The electrochemical reforming of glycerol at Pd nanocrystals modified ultrathin NiO nanoplates hybrids: An efficient system for glyceraldehyde and hydrogen coproduction

The glycerol electro-oxidation reaction (GEOR) is a green and promising method for the glyceraldehyde production. In this work, Pd nanocrystals (Pd-NCs) modified ultrathin NiO nanoplates (NiO-uNPs) hybrids (Pd-NCs/NiO-uNPs) are successfully synthesized using successive cyanogel hydrolysis, chemical reduction, and calcination treatment methods.
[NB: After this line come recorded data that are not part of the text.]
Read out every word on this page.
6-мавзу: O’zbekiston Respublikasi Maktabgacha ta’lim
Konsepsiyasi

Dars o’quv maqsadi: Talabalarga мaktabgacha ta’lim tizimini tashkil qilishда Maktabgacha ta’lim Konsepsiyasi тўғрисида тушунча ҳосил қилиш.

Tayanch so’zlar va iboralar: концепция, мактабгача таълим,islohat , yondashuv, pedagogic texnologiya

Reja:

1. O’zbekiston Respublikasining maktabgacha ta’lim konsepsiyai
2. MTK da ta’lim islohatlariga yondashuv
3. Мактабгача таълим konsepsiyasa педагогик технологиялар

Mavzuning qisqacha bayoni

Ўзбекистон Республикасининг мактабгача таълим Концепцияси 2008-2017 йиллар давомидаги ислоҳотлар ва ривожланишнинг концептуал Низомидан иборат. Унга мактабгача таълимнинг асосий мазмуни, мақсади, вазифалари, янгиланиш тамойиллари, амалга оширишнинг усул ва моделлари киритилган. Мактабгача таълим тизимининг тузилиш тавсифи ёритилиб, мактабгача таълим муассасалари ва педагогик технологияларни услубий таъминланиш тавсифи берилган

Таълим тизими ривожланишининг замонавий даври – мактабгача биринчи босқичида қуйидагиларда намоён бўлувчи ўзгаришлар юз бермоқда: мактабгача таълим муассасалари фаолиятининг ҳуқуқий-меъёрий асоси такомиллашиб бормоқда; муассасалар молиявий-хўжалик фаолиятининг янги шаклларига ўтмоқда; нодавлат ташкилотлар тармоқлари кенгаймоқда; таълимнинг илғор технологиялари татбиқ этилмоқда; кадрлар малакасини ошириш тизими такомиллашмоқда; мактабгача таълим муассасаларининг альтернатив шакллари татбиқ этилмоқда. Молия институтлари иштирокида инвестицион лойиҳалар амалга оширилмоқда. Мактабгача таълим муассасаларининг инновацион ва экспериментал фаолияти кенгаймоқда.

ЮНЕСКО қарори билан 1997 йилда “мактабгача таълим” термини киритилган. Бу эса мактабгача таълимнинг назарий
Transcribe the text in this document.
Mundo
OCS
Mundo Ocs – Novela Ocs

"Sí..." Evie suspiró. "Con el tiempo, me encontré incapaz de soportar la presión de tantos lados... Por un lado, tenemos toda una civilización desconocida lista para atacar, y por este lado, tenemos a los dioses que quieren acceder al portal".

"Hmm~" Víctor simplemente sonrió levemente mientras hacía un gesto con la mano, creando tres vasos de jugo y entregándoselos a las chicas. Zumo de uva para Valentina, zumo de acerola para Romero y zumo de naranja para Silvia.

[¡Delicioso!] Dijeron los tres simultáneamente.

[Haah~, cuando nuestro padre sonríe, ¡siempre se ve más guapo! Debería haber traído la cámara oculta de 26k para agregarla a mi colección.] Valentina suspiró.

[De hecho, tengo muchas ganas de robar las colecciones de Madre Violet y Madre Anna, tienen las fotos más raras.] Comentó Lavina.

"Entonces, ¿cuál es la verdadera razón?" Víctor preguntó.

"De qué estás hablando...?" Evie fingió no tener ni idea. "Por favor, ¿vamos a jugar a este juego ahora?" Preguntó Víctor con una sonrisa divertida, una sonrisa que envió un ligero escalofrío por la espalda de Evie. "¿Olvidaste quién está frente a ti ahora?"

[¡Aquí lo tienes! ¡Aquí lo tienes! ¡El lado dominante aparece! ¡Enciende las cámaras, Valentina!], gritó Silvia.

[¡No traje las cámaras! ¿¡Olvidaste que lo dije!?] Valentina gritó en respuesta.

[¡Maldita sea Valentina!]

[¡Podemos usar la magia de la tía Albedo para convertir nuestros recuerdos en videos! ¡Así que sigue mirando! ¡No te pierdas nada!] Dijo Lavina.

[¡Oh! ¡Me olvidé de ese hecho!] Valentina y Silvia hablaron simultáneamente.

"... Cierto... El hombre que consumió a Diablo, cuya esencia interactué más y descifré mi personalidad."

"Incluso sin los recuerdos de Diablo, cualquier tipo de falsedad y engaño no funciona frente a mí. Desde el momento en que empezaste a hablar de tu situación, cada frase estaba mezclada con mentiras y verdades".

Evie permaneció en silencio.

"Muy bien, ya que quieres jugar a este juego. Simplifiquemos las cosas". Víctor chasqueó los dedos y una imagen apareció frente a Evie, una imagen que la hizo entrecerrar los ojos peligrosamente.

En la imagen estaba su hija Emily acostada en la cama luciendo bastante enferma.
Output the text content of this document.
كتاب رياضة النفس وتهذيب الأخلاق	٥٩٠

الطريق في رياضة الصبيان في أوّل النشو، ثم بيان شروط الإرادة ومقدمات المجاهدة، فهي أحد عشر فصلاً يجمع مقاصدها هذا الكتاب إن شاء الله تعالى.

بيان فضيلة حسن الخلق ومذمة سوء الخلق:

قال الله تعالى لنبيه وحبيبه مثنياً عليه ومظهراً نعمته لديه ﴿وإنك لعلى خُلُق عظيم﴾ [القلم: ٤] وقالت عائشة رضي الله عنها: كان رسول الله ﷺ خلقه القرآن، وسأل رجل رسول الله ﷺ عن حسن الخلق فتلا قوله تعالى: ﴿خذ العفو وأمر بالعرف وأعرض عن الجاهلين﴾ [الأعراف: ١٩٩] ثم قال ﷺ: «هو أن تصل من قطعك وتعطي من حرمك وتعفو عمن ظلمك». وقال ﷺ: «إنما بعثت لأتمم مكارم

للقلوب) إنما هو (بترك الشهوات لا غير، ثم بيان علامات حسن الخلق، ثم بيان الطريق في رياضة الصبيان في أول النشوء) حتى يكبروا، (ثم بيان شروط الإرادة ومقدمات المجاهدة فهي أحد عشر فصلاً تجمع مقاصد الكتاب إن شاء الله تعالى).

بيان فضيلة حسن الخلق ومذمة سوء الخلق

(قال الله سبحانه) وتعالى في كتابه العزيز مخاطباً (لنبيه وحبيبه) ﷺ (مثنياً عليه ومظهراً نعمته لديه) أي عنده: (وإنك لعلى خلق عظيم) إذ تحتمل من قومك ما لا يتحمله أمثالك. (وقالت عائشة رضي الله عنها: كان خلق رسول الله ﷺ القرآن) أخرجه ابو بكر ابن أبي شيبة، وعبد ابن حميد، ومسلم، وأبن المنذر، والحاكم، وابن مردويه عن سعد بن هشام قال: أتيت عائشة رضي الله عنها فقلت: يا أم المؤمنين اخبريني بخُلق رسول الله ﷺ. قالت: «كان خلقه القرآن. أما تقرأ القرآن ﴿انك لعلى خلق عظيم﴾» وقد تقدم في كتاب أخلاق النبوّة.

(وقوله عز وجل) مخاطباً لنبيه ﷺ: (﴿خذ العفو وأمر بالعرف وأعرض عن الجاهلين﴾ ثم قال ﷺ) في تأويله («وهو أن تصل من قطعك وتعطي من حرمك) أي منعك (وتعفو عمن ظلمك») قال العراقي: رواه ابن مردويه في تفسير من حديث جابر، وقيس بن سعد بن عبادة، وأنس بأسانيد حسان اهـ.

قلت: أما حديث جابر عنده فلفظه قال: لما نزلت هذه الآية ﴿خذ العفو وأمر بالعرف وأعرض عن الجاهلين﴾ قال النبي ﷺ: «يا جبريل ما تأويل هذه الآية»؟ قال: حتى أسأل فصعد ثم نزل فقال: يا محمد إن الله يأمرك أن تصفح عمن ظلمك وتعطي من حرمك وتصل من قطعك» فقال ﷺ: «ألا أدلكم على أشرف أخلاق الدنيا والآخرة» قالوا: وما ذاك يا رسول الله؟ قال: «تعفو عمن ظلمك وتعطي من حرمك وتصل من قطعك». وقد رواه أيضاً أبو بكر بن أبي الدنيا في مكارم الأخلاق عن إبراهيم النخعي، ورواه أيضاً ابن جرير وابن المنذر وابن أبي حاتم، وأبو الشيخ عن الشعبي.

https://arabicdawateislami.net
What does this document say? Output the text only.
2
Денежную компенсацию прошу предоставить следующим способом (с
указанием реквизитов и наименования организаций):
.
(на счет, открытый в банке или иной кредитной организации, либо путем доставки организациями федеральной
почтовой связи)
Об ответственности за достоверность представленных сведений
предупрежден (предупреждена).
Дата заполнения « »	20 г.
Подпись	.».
Various electrochemical measurements and physicochemical characterization results demonstrate that Pd-NCs/NiO-uNPs hybrids have excellent electrocatalytic performance for both GEOR and hydrogen evolution reaction (HER) in alkaline medium, which benefit from the large specific surface area, uniform distribution of Pd-NCs, and the modified electronic structure of Ni atoms. At Pd-NCs/NiO-uNPs hybrids, only 1.43 V is needed to obtain the current density of 100 mA.cm(-2) for GEOR, much lower than that for oxygen evolution reaction (1.82 V). In addition, Pd-NCs/NiO-uNPs hybrids exhibit better HER performance than commercial Pd/C electrocatalyst. As a result, the constructed Pd-NCs/NiO-uNPs parallel to Pd-NCs/NiO-uNPs glycerol electrolyzer only requires 1.62 V electrolysis voltage to reach 10 mA.cm(-2) current density, showing an energy-efficient and economy-competitive synthesis for the coproduction of glyceraldehyde and hydrogen.

Automated summary

In this study, Pd nanocrystals (Pd-NCs) modified ultrathin NiO nanoplates (NiO-uNPs) hybrids (Pd-NCs/NiO-uNPs) were successfully synthesized, showing excellent electrocatalytic performance for glycerol electro-oxidation reaction (GEOR) and hydrogen evolution reaction (HER). The hybrids require lower voltage in alkaline medium, demonstrating an energy-efficient and economy-competitive synthesis method for the coproduction of glyceraldehyde and hydrogen.